The Nashville Predators will have only one significant change in their roster on Sunday when they hit the ice, as expected, for the start of what will be an abbreviated training camp.
Assuming the league’s collective bargaining agreement is ratified in time, the departure of All-Star defenseman Ryan Suter via free agency to Minnesota remains the most glaring absence from the team that advanced to the second round of the Stanley Cup Playoffs for the second straight season in 2012 and finished with the fifth-most points in the NHL during the regular season.
Predators general manager David Poile managed to re-sign virtually all of the other players whom he wanted to – most notably captain Shea Weber, who was a finalist for the Norris Trophy (best defenseman) for the second straight season.
As a result, the biggest storyline entering the season will be how Roman Josi, in his second season, transitions to a first-pair defenseman as Weber’s partner. Josi’s skating ability and offensive skills are unquestioned but now he will have to show first-rate defensive abilities, as well, when going up against opponents’ top lines such as Detroit’s of Henrik Zetterberg, Pavel Datsyuk and Valtteri Filppula. Josi, a 22-year-old Swiss, finished plus-1 in 52 games last season but was minus-4 in 10 playoff games.
Along with Josi on the defense corps, expect Ryan Ellis, also 22 and entering his second season, to make an impact in his first full season, as Ellis played in only 32 games last season, along with three playoff games. As soon as the lockout is officially ended, the Preds are expected to call up Ellis from Milwaukee of the American Hockey League, along with fellow defenseman Jon Blum and forward Chris Mueller.
To go with that youth, the Preds have added a good bit of age along the backline. Poile re-signed 6-foot-7 defenseman Hal Gill, for whom he sent a second-round pick to Montreal in February, and Gill will be a mainstay on the penalty kill, possibly even supplanting Josi on the first unit. To replace the departed Francis Bouillon, Poile added another physical veteran in 6-1, 225-pound Scott Hannan, 33. Over the last 10 seasons, the durable Hannan has played more than games than any defenseman in the NHL.
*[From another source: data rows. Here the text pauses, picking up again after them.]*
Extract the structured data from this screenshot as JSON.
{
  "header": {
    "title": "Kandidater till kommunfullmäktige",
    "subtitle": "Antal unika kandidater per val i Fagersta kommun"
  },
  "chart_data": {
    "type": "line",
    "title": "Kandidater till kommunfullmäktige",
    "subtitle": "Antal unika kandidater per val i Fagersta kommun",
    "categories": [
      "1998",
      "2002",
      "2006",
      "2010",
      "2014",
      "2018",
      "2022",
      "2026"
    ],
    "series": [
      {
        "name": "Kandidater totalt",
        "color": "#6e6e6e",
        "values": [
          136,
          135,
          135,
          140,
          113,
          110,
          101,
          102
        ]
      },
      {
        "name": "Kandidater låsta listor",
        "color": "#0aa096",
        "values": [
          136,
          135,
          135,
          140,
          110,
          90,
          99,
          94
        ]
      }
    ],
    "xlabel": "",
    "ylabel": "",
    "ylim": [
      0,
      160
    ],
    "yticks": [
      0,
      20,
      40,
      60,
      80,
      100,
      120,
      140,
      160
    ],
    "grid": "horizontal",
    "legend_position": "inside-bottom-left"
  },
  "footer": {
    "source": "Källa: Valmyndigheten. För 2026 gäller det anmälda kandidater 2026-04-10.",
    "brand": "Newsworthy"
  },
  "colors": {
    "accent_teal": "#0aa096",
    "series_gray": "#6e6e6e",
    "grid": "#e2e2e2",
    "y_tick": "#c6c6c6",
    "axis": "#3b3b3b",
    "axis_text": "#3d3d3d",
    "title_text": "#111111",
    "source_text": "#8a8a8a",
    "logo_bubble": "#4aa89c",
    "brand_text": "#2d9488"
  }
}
Up front, the Preds’ forwards are almost identical to the group that played the bulk of last season, minus the late-season additions of Alexander Radulov and Andrei Kostitsyn, both of whom are playing in Russia’s KHL this season.
Poile re-signed imposing center Paul Gaustad, a defensive and faceoff specialist, whom he acquired from Buffalo for a first-round pick. The effect of having Gaustad up front and Gill on the back end serves to make Nashville a much bigger team for the full season than it was for most of 2011-12. It’s also possible that the duo could help to improve an already effective Preds’ penalty kill, as the Preds ranked 10th in the league in that category at 83.6 percent.
In the early going, the Preds must overcome the loss of wing Gabriel Bourque, who suffered a lower-body injury while playing with Milwaukee and is expected to miss at least the first few weeks of the season. As a rookie during the ’12 playoffs, Bourque, now 22, played the role of hero at times, totaling three goals and two assists in 10 games.
For the most part, many of the mainstays from the past few seasons are back up front, including original Pred David Legwand, Martin Erat, Mike Fisher, Patric Hornqvist, Sergei Kostitsyn, Colin Wilson, Nick Spaling and Matt Halischuk. Craig Smith, another among a slew of talented rookies from last season, also will be back and big speedy wing Brandon Yip, claimed off waivers from Colorado last season, will spend his first full season in Nashville. During the lockout, Smith played eight games in the Finnish Elite League, totaling four goals and four assists in eight games, which bodes well for the coming season.
In goal, the Preds will return two-time Vezina Trophy finalist Pekka Rinne, who played in the KHL during the lockout. This season, Rinne’s backup will be former Pred Chris Mason, 36, who started the first round of the ‘06 playoffs in goal for Nashville but played the last two seasons with Atlanta/Winnipeg. Anders Lindback, Rinne’s back-up the previous two seasons, was sent to Tampa Bay where he could be in the Lightning’s No. 1.
A 48-game season could be unpredictable once it kicks off a week from Saturday. Nonetheless, with one of the best goalies, best defensemen, a power-play unit that ranked first in the league last season and a roster that is used to playing together under coach Barry Trotz, the only one in franchise history, the Preds appear another strong bet to make the playoffs for the eighth time in the last nine seasons.